Seththumaan is a 2022 Indian Tamil-language drama film written and directed by Thamizh. The film features Manikkam, Ashwin, Prasanna Balachandran and Savithri, and was released on 27 May 2022.

==Production==
The film marked the directorial debut of Thamizh, who had earlier worked as an assistant director in films such as Pattalam (2009) and Biryani (2013). Thamizh worked on a number of scripts but failed to successfully pitch them into film projects. He later watched the Malayalam film, Ozhivudivasathe Kali (2015), which helped him believe that he could make a project on a minimal budget. He has then inspired to make Seththumaan, based on Tamil writer Perumal Murugan's short story Varugari. The film concerns the relationship of a grandfather and his grandson, while taking an incisive look at the politics of caste and meat.

Thamizh hoped to make the film on a budget of 6 lakh rupees, but soon found himself unable to even meet the rental cost of the camera equipment. He later approached Pa. Ranjith for financial help, who opted to help produce the film.

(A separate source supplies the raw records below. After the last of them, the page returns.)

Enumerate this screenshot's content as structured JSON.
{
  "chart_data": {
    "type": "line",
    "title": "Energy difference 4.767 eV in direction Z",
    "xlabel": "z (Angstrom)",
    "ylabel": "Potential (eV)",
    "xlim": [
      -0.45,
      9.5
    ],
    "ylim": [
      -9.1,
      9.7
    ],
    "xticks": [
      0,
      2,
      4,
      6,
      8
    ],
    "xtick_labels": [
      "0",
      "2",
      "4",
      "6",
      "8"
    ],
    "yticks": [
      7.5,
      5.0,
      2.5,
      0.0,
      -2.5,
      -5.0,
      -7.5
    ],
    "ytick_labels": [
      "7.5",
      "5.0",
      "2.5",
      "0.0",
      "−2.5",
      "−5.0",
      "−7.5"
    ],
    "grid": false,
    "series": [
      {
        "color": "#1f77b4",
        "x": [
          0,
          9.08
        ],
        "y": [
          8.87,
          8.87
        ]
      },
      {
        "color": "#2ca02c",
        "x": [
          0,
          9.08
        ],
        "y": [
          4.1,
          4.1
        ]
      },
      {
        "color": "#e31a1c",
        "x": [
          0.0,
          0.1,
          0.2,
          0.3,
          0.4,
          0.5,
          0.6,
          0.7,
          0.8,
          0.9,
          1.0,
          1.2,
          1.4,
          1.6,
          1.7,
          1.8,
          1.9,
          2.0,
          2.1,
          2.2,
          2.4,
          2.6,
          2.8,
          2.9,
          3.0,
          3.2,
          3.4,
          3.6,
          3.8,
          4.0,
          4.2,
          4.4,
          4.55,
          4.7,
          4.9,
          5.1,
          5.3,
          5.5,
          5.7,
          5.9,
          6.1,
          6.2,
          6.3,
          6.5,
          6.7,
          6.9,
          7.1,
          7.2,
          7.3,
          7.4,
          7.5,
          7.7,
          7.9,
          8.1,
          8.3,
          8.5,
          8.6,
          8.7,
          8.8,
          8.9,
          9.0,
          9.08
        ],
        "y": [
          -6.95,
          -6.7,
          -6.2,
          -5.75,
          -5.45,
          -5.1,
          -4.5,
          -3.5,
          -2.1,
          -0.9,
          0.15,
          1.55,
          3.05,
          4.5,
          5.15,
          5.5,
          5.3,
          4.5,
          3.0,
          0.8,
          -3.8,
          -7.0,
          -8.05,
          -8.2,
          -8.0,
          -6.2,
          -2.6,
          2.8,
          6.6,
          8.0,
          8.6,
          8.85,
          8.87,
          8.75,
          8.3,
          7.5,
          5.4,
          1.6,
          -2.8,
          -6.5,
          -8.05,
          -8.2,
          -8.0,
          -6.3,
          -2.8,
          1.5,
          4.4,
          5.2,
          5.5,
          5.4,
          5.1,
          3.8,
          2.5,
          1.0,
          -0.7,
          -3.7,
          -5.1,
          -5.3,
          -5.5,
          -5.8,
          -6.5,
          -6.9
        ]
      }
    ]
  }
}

Prior to its release, the film was premiered and received accolades at film festivals including the International Film Festival of Kerala and Chennai International Film Festival.

==Reception==
The film was released on 27 May 2022 on SonyLIV. The New Indian Express gave the film a positive review, noting "smartly written dialogues are one of the highlights of Seththumaan, which poses a flurry of questions but doesn't necessarily burden itself with providing answers". Firstpost wrote "Tamizh makes an impressive directorial debut on a film around food and politics", while the Deccan Herald noted that it was a "a hard-hitting take on food politics"..Kavitha Muralidharan of The Hindu noted that " a set of powerful images. Some seemingly celebratory and some poignant." The Quint critic stated that "Seththumaan also makes us realise that even when there is a conflict between two people from the dominant-caste, the marginalised are the ones who bear the brunt." Dinamalar critic gave 2.75 rating out of 5.